The company said it expects to launch Bevyxxa between August and November 2017.
Reaching The Apex
Commenting on the approval, Credit Suisse said Portola had reached its apex with Bevyxxa's surprisingly clean and straightforward approval, as opposed to its expectations that the mixed data from APEX study and an unfavorable risk/reward reduced the probability of approval to 70 percent.
Analysts Vamil Divan, Barbara Kotei and Duaa Mohamed noted that the FDA was fairly comfortable with the full dataset and provided a relatively clean and broad label.
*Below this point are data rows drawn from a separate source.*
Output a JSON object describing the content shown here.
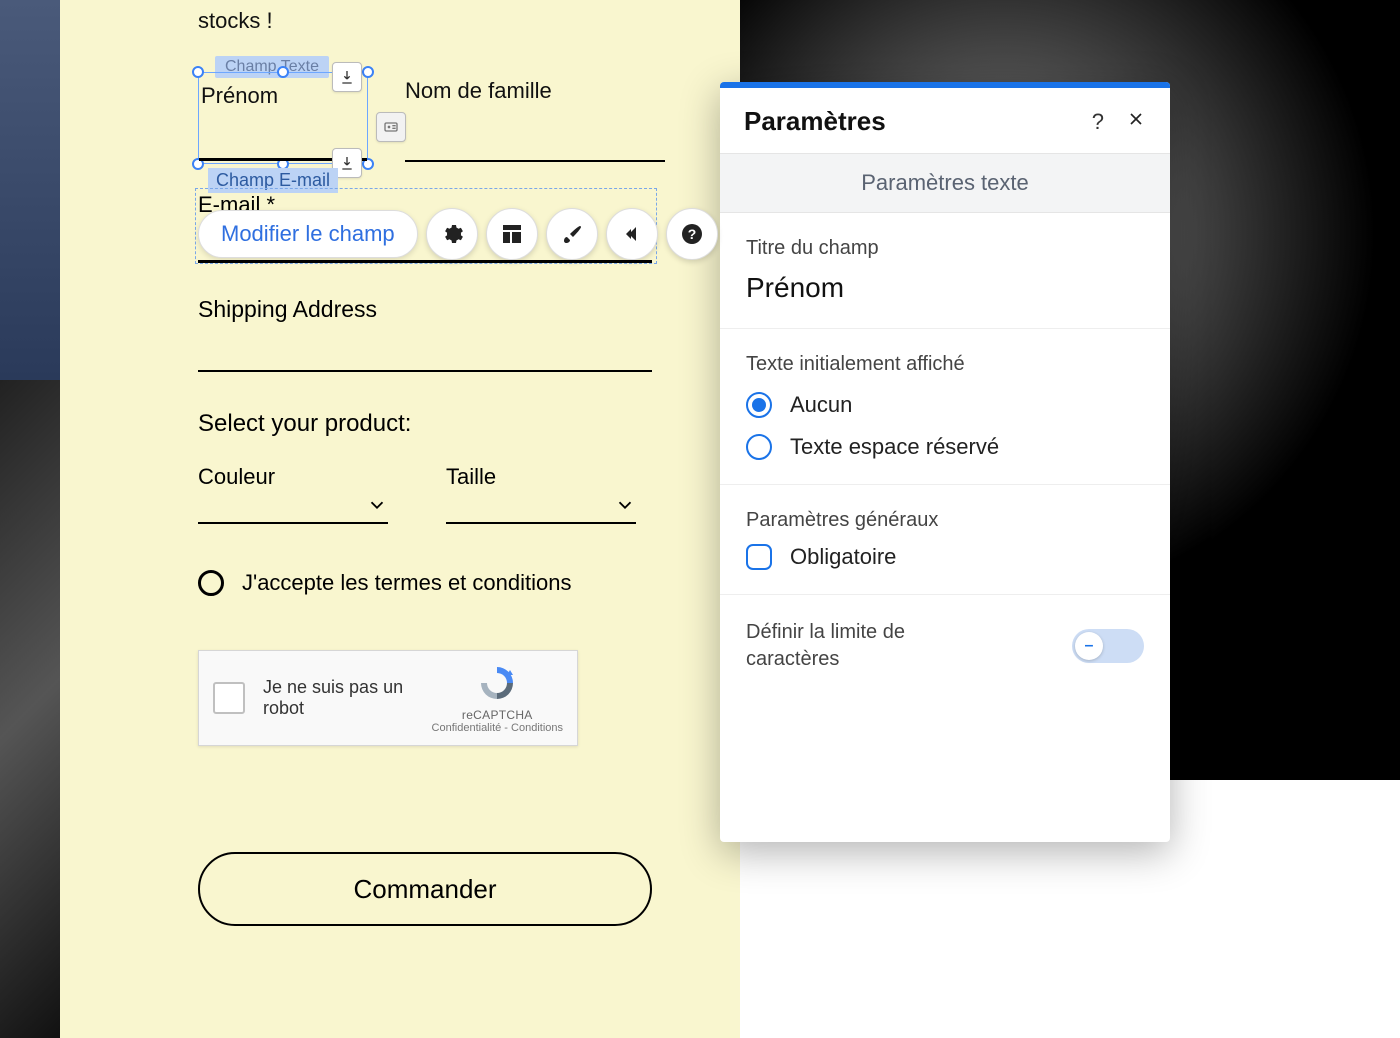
{
  "intro": "stocks !",
  "form": {
    "firstname_label": "Prénom",
    "lastname_label": "Nom de famille",
    "email_label": "E-mail *",
    "shipping_label": "Shipping Address",
    "select_product_title": "Select your product:",
    "color_label": "Couleur",
    "size_label": "Taille",
    "terms_text": "J'accepte les termes et conditions",
    "order_button": "Commander"
  },
  "selection": {
    "text_tag": "Champ Texte",
    "email_tag": "Champ E-mail"
  },
  "toolbar": {
    "edit_field": "Modifier le champ"
  },
  "recaptcha": {
    "text": "Je ne suis pas un robot",
    "brand": "reCAPTCHA",
    "footer": "Confidentialité - Conditions"
  },
  "panel": {
    "title": "Paramètres",
    "subhead": "Paramètres texte",
    "field_title_label": "Titre du champ",
    "field_title_value": "Prénom",
    "initial_text_label": "Texte initialement affiché",
    "option_none": "Aucun",
    "option_placeholder": "Texte espace réservé",
    "general_label": "Paramètres généraux",
    "required_label": "Obligatoire",
    "char_limit_label": "Définir la limite de caractères"
  }
}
The analysts also said the Black Box Warning was expected, as with the other anti-thrombotics.
Not Bothered By AndexXa Delay
Credit Suisse said it isn't overly concerned by the minor delay announced by the company in its resubmission timeline for the AndexXa BLA from the second quarter of 2017 to July 2017. The firm believes even with the delay, the company has two potentially wholly-owned assets on the U.S. market by early next year.
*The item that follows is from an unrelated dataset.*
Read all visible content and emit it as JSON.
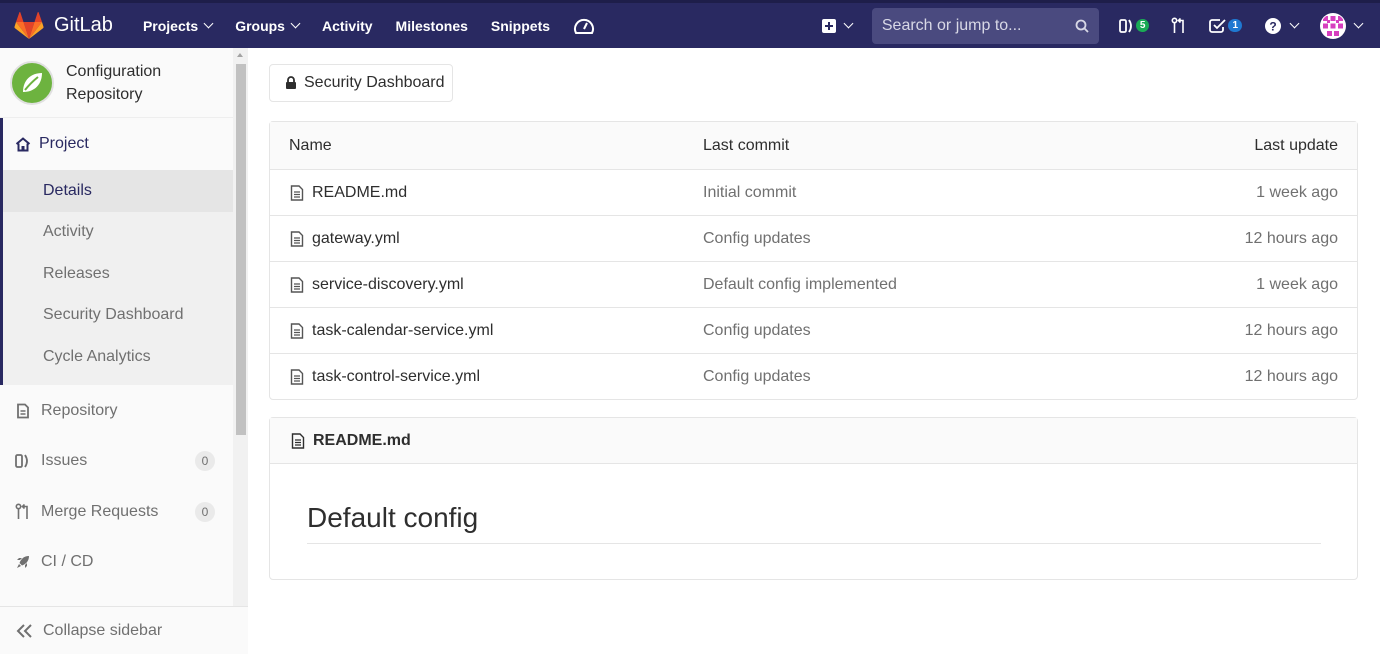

As such, Credit Suisse maintains its Neutral rating on the shares of Portola, but raised its price target from $39 to $58.
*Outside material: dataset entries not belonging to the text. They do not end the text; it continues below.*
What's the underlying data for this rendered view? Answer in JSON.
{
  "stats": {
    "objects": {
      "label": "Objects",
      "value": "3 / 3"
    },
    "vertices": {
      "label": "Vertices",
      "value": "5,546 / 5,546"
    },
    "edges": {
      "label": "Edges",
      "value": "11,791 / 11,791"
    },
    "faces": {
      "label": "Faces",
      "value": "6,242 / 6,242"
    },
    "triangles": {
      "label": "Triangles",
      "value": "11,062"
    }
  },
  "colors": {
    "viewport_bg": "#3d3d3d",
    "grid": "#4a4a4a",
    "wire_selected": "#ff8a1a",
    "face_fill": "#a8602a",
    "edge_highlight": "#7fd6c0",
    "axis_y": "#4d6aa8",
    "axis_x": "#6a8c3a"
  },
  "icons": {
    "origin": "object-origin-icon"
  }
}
Scenarios Supporting Upside
The firm said it sees potential further upside if the company:
- Successfully launches Bevyxxa.
- Obtains approval for AndexXa by January 2018.
- And/or is acquired by one of the several biotechnology companies that could be interested in its assets.
Potential Suitors
Among its coverage universe, Credit Suisse sees Portola being chased by Pfizer Inc. PFE, Bristol-Myers Squibb Co BMY and Merck & Co., Inc. MRK.
At the time of writing, shares of Portola were 6.42 percent higher at $59.66, tacking onto the 47 percent surge last Friday in the wake of the FDA news.